D.B. Newton – Another veteran of the pulps, D.B. Newton wrote some of the Jim Hatfield novels in TEXAS RANGERS, as well as entries in the Rio Kid and Masked Rider series. Branching out into paperback novels, he wrote RANGE BOSS, the book regarded as the first modern-day mass-market paperback original. For Berkley he wrote a series about Jim Bannister, unjustly accused of being an outlaw and forced to go on the dodge. As Dwight Bennett, he wrote a number of excellent stand-alone Western novels for Doubleday's Double D line. Finally, he created and wrote several novels in the Stagecoach Station series for Lyle Kenyon Engel's Book Creations Inc. These were published by Bantam under the house-name Hank Mitchum. Engel intended for Newton to write all the books in the series, but with them coming out every two months, he couldn't keep up that pace and BCI enlisted other authors to contribute novels as Hank Mitchum, eventually including me. I've always taken great pleasure in the fact that I wrote shared a house-name with someone who wrote Jim Hatfield novels, since TEXAS RANGERS is one of my all-time favorite pulps. Newton's novels are good solid Westerns, nothing flashy about them. Maybe not quite as hardboiled as some of my other favorites, but still excellent reading.

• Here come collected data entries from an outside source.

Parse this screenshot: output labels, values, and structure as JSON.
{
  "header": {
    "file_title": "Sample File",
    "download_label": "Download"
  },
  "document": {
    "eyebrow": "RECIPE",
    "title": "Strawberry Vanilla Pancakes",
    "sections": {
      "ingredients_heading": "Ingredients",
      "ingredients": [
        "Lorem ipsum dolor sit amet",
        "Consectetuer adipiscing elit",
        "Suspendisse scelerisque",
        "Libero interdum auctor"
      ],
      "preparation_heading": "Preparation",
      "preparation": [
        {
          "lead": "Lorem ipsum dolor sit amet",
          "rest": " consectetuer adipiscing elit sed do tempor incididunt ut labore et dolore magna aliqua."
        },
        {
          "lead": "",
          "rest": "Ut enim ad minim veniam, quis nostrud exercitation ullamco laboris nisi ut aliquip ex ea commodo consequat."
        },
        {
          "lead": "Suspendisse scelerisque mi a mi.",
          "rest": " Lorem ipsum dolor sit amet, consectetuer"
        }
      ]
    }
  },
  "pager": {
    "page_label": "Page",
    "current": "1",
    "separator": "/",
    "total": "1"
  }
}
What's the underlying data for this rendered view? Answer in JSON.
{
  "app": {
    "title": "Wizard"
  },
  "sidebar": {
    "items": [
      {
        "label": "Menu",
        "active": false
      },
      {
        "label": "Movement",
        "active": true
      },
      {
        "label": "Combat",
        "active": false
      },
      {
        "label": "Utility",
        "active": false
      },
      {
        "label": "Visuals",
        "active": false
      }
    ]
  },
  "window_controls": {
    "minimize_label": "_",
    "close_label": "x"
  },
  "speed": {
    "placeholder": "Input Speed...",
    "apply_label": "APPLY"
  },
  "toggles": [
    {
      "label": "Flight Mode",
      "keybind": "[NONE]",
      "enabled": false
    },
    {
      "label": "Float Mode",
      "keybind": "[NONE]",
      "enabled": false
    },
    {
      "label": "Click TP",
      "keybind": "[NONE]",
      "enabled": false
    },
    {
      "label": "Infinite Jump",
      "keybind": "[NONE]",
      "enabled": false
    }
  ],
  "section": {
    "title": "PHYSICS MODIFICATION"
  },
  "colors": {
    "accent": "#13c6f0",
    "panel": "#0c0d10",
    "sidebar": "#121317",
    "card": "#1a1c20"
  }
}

Dudley Dean McGaughey – Best known for his books under the names Dean Owen and Dudley Dean, McGaughey also wrote under house-names and other pseudonyms, including, you guessed it, some Jim Hatfield novels. His Hatfield novel "White Gold of Texas", one of the stories reprinted in paperback by Popular Library, is one of the best in the series. McGaughey also wrote mysteries and soft-core erotic novels and movie novelizations and TV tie-in novels. Tough prose and good plots are to be found in all his work. He was the sort of versatile, top-notch paperback author I've always enjoyed and admired.

Walker A. Tompkins – Another veteran of TEXAS RANGERS and the Jim Hatfield series, Tompkins wrote many of those novels as Jackson Cole throughout the Forties and Fifties, and they're all good. He wrote lead novels for the other three Western hero pulps published by Ned Pines, RIO KID WESTERN, MASKED RIDER WESTERN, and RANGE RIDERS WESTERN, along with scores of stand-alone stories for nearly every Western pulp in existence. He was a stalwart in WILD WEST WEEKLY during the Thirties, writing under several different names, and some of that work comes in for some criticism in Bill Pronzini's SIX-GUN IN CHEEK. Admittedly, a lot of Tompkins' early stories and novels are pretty over-the-top. But by the late Forties he had matured into the author of a number of fine stand-alone Western novels, some of them expanded from stories that originally appeared in the pulps.

Harry Whittington – Justly famous for his hardboiled mystery and suspense novels, Harry Whittington's Westerns are just as dark and lean as his crime yarns. His novel TROUBLE RIDES TALL was adapted into the TV series LAWMAN starring John Russell and Peter Brown. SADDLE THE STORM, the story of a frontier town celebrating the Fourth of July, is probably his best Western, as the festivities bring one dark secret after another into the open. Any of Whittington's Westerns, whether from Gold Medal, Ace, or Ballantine, is well worth reading.


I see this installment is even more long-winded than the previous one. The usual caveats apply. If you try books by all these authors, there'll be some you don't like. But I'll bet there'll be some you will.